Why this asymmetry? The Malka team carefully states early in its chapter that “[W]e make no claim that ideological bias plays a role” in any of the rigidity of the right model’s shortcomings, and that they “leave that as a matter for other scholars to debate.” But one obvious possibility that other social psychologists have raised, in both this context and others, is that certain weaknesses in the field
flow from how ideologically slanted it is: Within social psychology, there is something like a 14-to-1 ratio in favor of liberal-identifying researchers relative to conservative-identifying ones. Even if you’re not broadly sympathetic to the idea that liberal bias in academia is a major problem — and I certainly view that claim as overstated — 14-to-1 is, well, a big gap.
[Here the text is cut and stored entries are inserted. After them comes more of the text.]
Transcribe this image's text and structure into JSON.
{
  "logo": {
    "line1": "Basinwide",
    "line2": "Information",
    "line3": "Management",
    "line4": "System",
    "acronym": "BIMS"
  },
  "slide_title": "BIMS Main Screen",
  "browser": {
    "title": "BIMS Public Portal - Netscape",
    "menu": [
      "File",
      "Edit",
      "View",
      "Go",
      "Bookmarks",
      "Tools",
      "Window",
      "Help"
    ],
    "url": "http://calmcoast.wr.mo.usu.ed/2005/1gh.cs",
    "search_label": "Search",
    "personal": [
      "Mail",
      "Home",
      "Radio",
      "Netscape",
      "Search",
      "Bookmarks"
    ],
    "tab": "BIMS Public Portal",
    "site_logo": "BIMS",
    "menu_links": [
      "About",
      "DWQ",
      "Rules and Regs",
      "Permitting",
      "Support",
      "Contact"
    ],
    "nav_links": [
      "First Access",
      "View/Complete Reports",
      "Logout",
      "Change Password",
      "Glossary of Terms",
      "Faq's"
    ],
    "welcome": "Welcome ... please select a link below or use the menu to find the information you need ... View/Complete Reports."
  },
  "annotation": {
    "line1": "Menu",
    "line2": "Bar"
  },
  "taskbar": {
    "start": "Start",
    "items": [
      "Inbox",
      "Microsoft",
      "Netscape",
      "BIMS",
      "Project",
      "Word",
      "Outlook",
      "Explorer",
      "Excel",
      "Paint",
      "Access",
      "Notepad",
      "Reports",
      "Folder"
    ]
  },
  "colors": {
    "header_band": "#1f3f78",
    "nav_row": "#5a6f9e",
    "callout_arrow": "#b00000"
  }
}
That’s how blind spots creep in — that’s how you keeping gauging study subjects’ “sensitivity to threat” by asking them about crime or terrorism, but rarely about climate change or right-wing police violence, and then “discover” that conservatives are more sensitive to threat. “This sort of ‘soft bias’ can be really hard to spot if most or all researchers have the same ideological outlook because it is built into people’s ideologically guided beliefs about reality,” said Yoel Inbar, a psychology researcher at the University of Toronto and a co-author of
a key paper that revealed the ideological tilt within social and personality psychology. “Worrying about the threats your side cares about seems entirely well-founded and reasonable, worrying about those the other side cares about demands an explanation.”